Integral Calculus Reviewer By Ricardo Asin Pdf: 54

Split it: [ W = 196000 \left[ 3\int_-3^0 \sqrt9-y^2 , dy ;-; \int_-3^0 y\sqrt9-y^2 , dy \right]. ]

Rico remembered Ricardo Asin’s golden rule: “For work problems, slice it, find the force on each slice, multiply by the distance that slice travels, then integrate.”

Thus: [ \int_-3^0 y\sqrt9-y^2,dy = -9. ] So minus that term: ( -\int_-3^0 y\sqrt9-y^2 , dy = -(-9) = +9).

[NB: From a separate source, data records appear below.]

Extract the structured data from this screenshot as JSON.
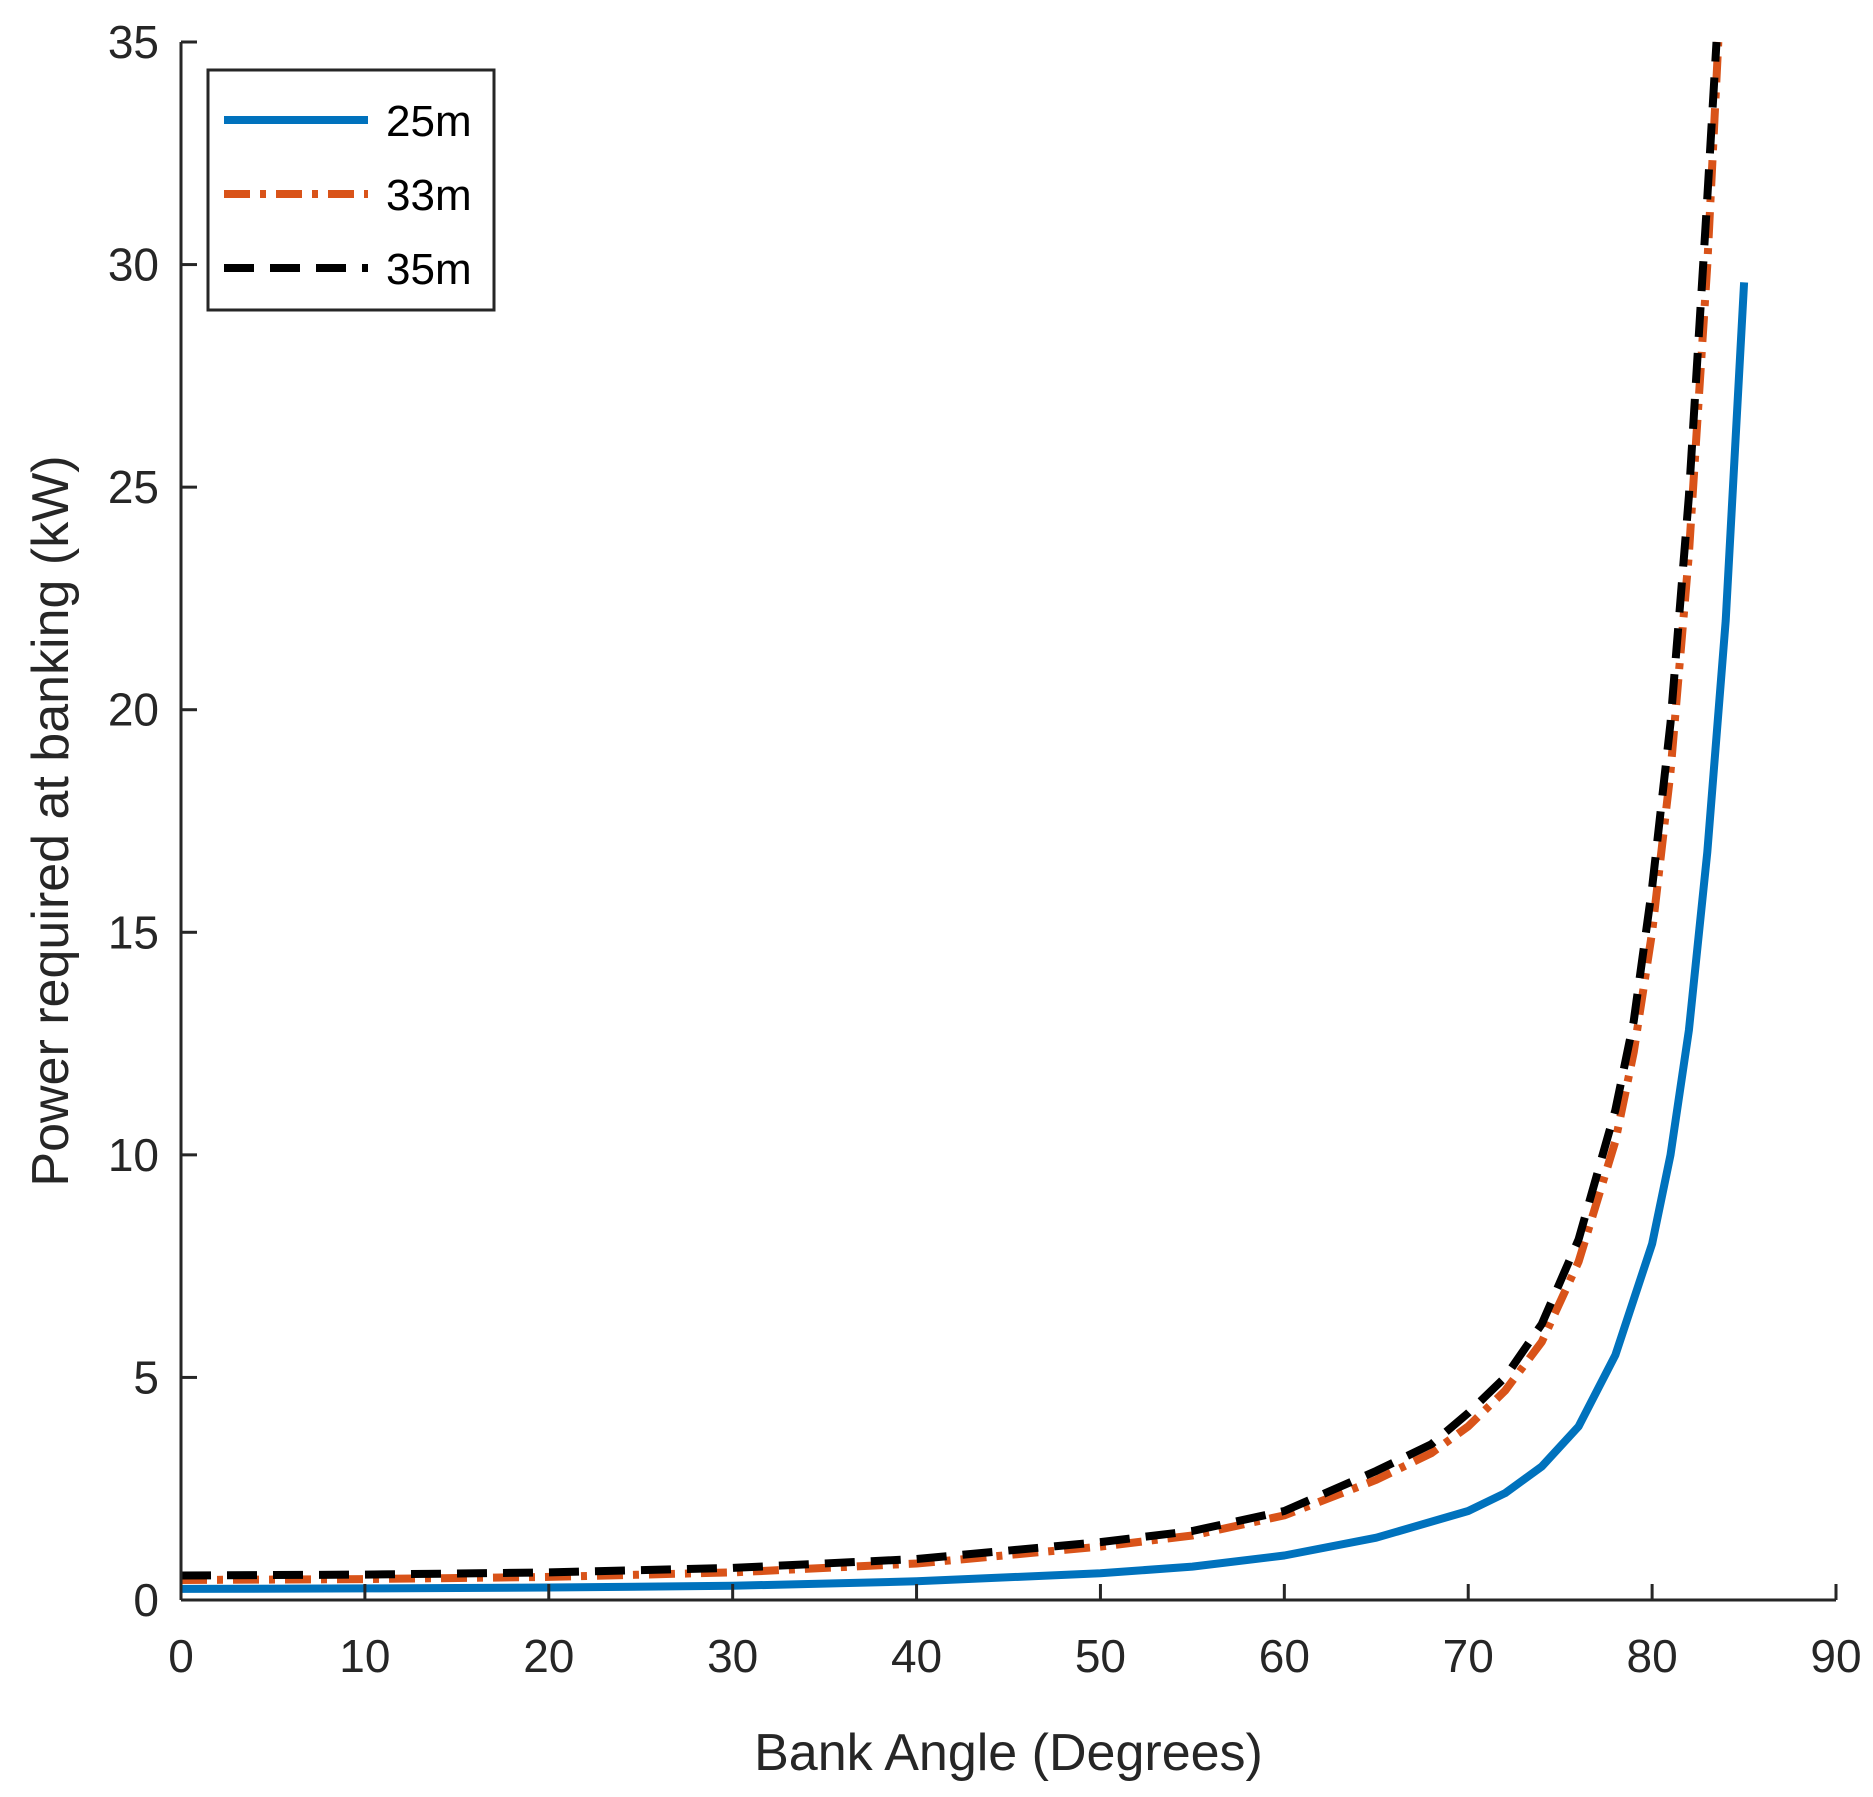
{
  "chart_data": {
    "type": "line",
    "title": "",
    "xlabel": "Bank Angle (Degrees)",
    "ylabel": "Power required at banking (kW)",
    "xlim": [
      0,
      90
    ],
    "ylim": [
      0,
      35
    ],
    "xticks": [
      0,
      10,
      20,
      30,
      40,
      50,
      60,
      70,
      80,
      90
    ],
    "yticks": [
      0,
      5,
      10,
      15,
      20,
      25,
      30,
      35
    ],
    "grid": false,
    "legend_position": "top-left",
    "series": [
      {
        "name": "25m",
        "color": "#0072BD",
        "style": "solid",
        "x": [
          0,
          10,
          20,
          30,
          40,
          50,
          55,
          60,
          65,
          70,
          72,
          74,
          76,
          78,
          80,
          81,
          82,
          83,
          84,
          85
        ],
        "y": [
          0.25,
          0.26,
          0.28,
          0.32,
          0.42,
          0.6,
          0.75,
          1.0,
          1.4,
          2.0,
          2.4,
          3.0,
          3.9,
          5.5,
          8.0,
          10.0,
          12.8,
          16.8,
          22.0,
          29.6
        ]
      },
      {
        "name": "33m",
        "color": "#D95319",
        "style": "dashdot",
        "x": [
          0,
          10,
          20,
          30,
          40,
          50,
          55,
          60,
          65,
          68,
          70,
          72,
          74,
          76,
          78,
          79,
          80,
          81,
          82,
          83,
          83.6
        ],
        "y": [
          0.45,
          0.47,
          0.52,
          0.62,
          0.82,
          1.2,
          1.45,
          1.9,
          2.7,
          3.3,
          3.9,
          4.7,
          5.8,
          7.6,
          10.3,
          12.3,
          15.0,
          18.6,
          23.5,
          30.0,
          35.0
        ]
      },
      {
        "name": "35m",
        "color": "#000000",
        "style": "dashed",
        "x": [
          0,
          10,
          20,
          30,
          40,
          50,
          55,
          60,
          65,
          68,
          70,
          72,
          74,
          76,
          78,
          79,
          80,
          81,
          82,
          83,
          83.5
        ],
        "y": [
          0.55,
          0.57,
          0.62,
          0.72,
          0.92,
          1.3,
          1.55,
          2.0,
          2.9,
          3.5,
          4.2,
          5.0,
          6.2,
          8.1,
          11.0,
          13.0,
          16.0,
          19.7,
          24.8,
          31.5,
          35.0
        ]
      }
    ]
  }
}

Therefore: [ W = 196000 \left( \frac27\pi4 + 9 \right) \quad \textJoules. ] Integral Calculus Reviewer By Ricardo Asin Pdf 54

He grabbed a notebook. Page 54 of his old reviewer flashed in his mind—a similar problem with a horizontal cylinder.

The valve is at (y = 3). A slice at position (y) must be lifted vertically from (y) up to 3. Distance = (3 - y).

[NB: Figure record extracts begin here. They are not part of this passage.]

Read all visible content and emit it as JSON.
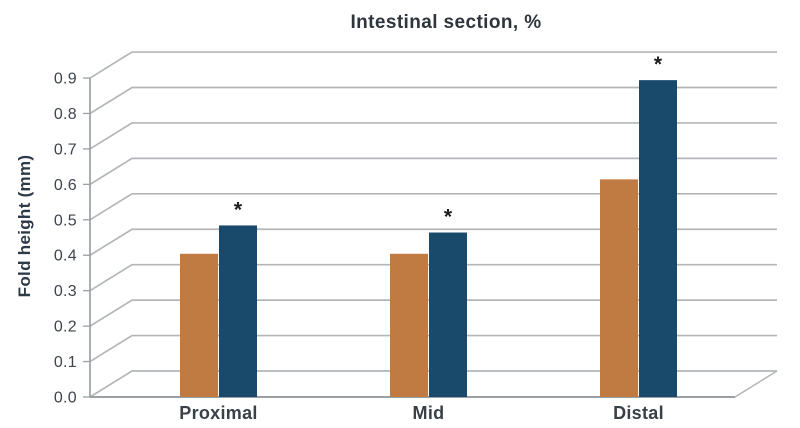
{
  "chart_data": {
    "type": "bar",
    "style": "pseudo-3d-clustered-column",
    "title": "Intestinal section, %",
    "ylabel": "Fold height (mm)",
    "xlabel": "",
    "categories": [
      "Proximal",
      "Mid",
      "Distal"
    ],
    "series": [
      {
        "name": "orange-series",
        "color": "#c07b42",
        "values": [
          0.39,
          0.39,
          0.6
        ],
        "significance_markers": [
          "",
          "",
          ""
        ]
      },
      {
        "name": "navy-series",
        "color": "#1a4a6b",
        "values": [
          0.47,
          0.45,
          0.88
        ],
        "significance_markers": [
          "*",
          "*",
          "*"
        ]
      }
    ],
    "ylim": [
      0.0,
      0.9
    ],
    "ytick_step": 0.1,
    "yticks": [
      "0.0",
      "0.1",
      "0.2",
      "0.3",
      "0.4",
      "0.5",
      "0.6",
      "0.7",
      "0.8",
      "0.9"
    ],
    "grid": true,
    "legend": "none",
    "colors": {
      "gridline": "#b3b6b9",
      "axis": "#9aa0a4",
      "title_text": "#2f353c",
      "tick_text": "#3e444c",
      "category_text": "#3a4047",
      "marker_text": "#1d1d1d",
      "background": "#ffffff"
    }
  }
}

Engineer Rico, a young civil engineer fresh out of review, stared at a cylindrical water tank on a construction site. The tank lay on its side—a common setup for fuel or water storage. Its radius was 3 meters, and its length was 10 meters. The tank was half-full of water, and he needed to pump all the water out through a valve at the very top of the tank. Split it: [ W = 196000 \left[ 3\int_-3^0

Weight of the slice = volume × density of water (1000 kg/m³ × 9.8 m/s² = 9800 N/m³): [ dF = 9800 \cdot 20\sqrt9-y^2 , dy = 196000\sqrt9-y^2 , dy \quad \text(Newtons). ]

[ dW = \textforce \times \textdistance = 196000\sqrt9-y^2 \cdot (3 - y) , dy. ]

First integral: (\int \sqrt9-y^2, dy) is a standard semicircle area formula. From (y=-3) to (0), it’s a quarter circle of radius 3. Area of quarter circle = (\frac14\pi (3^2) = \frac9\pi4). So (3 \times \frac9\pi4 = \frac27\pi4). Therefore: [ W = 196000 \left( \frac27\pi4 +

Rico told the foreman, “About 5.9 megajoules.” The foreman nodded, and the pump worked perfectly—thanks to a slice, a distance, and an integral from page 54 of Ricardo Asin’s reviewer.

[ W = 196000 \int_-3^0 (3 - y)\sqrt9-y^2 , dy. ]

Each slice’s thickness = (dy). Width of the slice = (2x = 2\sqrt9 - y^2). Volume of the slice = length × width × thickness = (10 \cdot 2\sqrt9 - y^2 \cdot dy = 20\sqrt9-y^2 , dy).